Researchers studied the long-term efficacy of stellate ganglion block (SGB) treatment in reducing hot flashes (HF) and improving sleep disturbances in breast cancer survivors.  

Female breast cancer survivors who were experiencing HF and sleep disturbances were enrolled to undergo SGB treatment. A pilot study was conducted on nine patients before the main study enrolled 25 patients for the SGB treatment. In the pilot study, patient assessments occurred at baseline (one week before SGB) and four weeks after treatment. In the main study, patients were assessed at baseline and at weeks 1, 4, 12, and 24 after treatment.

• The pilot study enrolled nine women, and the main study enrolled 25.
• Median age was 53 years (range 34–69).
• Patients were included if they
  • Were women
  • Had nonrecurrent, early stage, postmenopausal breast cancer diagnosed more than five years prior
  • Had a Karnofsky Performance Scale score (KPS) greater than 80%
  • Had severe treatment-resistant HF.
• Patients were excluded if they had a change of antihormonal therapy for breast cancer within eight weeks of the first SGB, blood clotting disorders, use of anticoagulatants (other than low-dose aspirin), any acute infections, cardiac disorders, and an American Society of Anesthesiologists (ASA) classification score greater than three, as determined by an anesthetist.
• Previous use of systemic therapy for climacteric symptoms was recorded, but simultaneous use of these agents was not allowed.

• Single site   
• Outpatient
• University Hospital, Leuven, Belgium

• Patients were undergoing the transition phase of care after initial treatment.
• The study has clinical applicability for late effects and survivorship.

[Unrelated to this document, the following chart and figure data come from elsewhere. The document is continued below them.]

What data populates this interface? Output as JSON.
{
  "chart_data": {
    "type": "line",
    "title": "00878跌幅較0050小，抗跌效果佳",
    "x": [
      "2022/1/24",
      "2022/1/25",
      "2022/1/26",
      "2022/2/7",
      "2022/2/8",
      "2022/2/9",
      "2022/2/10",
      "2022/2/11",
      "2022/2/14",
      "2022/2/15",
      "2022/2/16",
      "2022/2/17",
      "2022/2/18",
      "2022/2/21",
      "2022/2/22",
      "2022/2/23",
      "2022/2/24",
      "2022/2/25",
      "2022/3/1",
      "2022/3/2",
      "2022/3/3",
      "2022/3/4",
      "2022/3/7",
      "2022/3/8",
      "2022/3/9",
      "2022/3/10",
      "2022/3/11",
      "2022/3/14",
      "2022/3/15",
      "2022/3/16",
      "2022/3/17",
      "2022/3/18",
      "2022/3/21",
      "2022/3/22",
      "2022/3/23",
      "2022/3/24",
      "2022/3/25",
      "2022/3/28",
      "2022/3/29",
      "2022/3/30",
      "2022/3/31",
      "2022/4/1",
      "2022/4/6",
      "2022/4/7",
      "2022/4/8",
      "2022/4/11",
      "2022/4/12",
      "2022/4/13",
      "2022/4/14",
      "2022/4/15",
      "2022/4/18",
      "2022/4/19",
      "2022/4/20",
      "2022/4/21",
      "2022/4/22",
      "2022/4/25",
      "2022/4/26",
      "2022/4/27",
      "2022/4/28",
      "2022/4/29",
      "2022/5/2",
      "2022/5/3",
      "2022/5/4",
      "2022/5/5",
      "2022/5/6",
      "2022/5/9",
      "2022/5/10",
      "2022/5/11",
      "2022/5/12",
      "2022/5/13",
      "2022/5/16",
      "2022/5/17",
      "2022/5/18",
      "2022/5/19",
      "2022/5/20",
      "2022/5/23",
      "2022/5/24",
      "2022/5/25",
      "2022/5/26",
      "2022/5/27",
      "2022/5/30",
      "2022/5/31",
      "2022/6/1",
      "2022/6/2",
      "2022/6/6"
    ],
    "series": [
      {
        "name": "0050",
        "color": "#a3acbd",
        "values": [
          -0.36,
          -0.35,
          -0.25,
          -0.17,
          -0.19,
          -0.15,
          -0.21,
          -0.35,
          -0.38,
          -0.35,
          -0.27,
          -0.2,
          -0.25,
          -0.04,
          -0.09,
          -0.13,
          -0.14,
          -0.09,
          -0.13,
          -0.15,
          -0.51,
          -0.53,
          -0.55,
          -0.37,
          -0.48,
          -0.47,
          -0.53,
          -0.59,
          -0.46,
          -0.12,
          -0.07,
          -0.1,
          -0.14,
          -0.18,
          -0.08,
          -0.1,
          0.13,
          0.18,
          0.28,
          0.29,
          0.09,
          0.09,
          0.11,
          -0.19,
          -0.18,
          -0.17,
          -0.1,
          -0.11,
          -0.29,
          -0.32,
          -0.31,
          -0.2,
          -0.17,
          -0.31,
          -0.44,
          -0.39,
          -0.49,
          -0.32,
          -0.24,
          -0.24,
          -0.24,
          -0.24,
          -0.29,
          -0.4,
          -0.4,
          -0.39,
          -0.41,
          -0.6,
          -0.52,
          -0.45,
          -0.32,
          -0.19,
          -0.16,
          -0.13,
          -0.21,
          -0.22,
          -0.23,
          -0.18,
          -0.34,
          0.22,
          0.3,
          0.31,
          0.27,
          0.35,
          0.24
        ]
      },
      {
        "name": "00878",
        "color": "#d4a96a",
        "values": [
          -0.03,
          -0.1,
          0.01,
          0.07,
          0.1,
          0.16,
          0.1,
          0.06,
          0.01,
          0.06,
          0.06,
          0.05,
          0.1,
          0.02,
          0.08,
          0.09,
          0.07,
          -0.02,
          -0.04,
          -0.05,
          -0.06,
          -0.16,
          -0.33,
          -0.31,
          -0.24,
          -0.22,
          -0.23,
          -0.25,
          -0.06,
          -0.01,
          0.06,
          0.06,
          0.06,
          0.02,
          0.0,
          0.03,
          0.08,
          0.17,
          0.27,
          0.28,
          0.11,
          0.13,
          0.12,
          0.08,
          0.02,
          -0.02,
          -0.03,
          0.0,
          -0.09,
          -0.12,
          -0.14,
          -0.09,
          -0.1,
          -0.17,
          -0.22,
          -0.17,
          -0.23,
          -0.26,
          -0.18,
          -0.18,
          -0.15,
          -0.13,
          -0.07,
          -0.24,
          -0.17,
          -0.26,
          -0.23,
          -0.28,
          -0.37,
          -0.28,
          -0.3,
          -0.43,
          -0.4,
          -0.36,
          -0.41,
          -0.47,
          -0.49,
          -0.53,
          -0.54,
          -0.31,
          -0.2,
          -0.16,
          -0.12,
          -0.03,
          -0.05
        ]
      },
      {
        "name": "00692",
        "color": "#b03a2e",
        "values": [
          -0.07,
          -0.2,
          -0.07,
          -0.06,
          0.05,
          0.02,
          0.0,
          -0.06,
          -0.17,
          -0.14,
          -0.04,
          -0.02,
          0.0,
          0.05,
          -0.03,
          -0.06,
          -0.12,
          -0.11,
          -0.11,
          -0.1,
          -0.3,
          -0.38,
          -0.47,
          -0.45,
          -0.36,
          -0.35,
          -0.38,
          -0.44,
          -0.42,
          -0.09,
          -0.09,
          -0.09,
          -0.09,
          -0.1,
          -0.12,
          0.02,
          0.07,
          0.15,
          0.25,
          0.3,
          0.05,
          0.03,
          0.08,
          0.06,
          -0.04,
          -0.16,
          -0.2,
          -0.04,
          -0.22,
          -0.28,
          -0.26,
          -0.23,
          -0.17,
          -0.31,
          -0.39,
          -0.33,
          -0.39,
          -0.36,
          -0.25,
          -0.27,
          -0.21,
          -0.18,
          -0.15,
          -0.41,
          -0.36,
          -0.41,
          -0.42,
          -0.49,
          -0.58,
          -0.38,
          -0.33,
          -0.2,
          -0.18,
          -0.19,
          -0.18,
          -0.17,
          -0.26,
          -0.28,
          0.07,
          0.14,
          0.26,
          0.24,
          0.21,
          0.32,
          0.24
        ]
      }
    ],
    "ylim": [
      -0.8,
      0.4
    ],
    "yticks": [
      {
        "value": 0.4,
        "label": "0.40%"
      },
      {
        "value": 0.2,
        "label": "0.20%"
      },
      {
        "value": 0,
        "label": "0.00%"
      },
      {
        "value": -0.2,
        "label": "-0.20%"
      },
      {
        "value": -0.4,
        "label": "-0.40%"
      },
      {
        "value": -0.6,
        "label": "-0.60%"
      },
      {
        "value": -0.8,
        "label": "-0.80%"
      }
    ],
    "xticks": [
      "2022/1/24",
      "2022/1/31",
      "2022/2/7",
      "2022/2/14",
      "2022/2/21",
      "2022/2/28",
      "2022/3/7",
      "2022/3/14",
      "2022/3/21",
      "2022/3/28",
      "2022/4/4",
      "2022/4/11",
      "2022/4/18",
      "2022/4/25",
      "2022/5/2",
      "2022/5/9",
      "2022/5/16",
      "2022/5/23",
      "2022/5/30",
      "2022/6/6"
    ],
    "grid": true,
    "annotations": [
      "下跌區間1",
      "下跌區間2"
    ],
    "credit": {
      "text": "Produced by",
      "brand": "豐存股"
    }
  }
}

This was a prospective, single-arm, nonrandomized trial.

The Climacteric Symptom Form, HF diary, and Pittsburgh Sleep Quality Index (PSQI) were used to assess the efficacy of SGB on HF and sleep quality. 

This study was divided into two parts:  a pilot study of nine patients and the main study of 25 patients. All patients completed the treatment intervention (SGB) and the assessment to week 24.

• Pilot study:  Five of nine patients had a unilateral SCB; the remaining four had the block bilaterally. Three patients reported no change in HF or sleep quality. Six reported improvement in either the severity of their HF or in sleep quality. All patients required a bilateral SGB to maintain the improvement. 
• Main study: This study showed a decrease in the HF score of 64% (95% confidence interval [CI] [49, 74]) at week 1 and 47% at week 24 (95% CI [27, 62]). The odds ratio for improved sleep quality at week 24 compared with baseline was 4.26 (95% CI [1.86, 9.77]). Thus, SGB seemed to maintain its positive effect on sleep quality over time.

SGB appears to be effective in reducing the number of HF and improving sleep quality in women with early stage breast cancer who are experiencing HF and are resistant to other therapies. The HF gradually returned over time, whereas the improvement in the sleep quality was maintained over 24 weeks. The study demonstrated excellent patient compliance and noted very few side effects other than treatment-induced Horner’s syndrome (ptosis, miosis, anhidrosis, and enophthalmos) that lasted less than six hours.

• The study lacked an appropriate control group.
• The study had a small sample size. The article contains both the data from the pilot study of nine patients and the main study of 25 patients.
• Terminology used in this article was difficult to interpret, and statistical applications for results were confusing.
• There was no consistency to performing a unilateral versus bilateral SGB or to the timing of the second SBG.

The treatment was reported to be safe and very well tolerated, and the side effects were minimal. Further investigation is warranted to identify feasibility in community practices as well as further identification of the appropriate patient population for this intervention.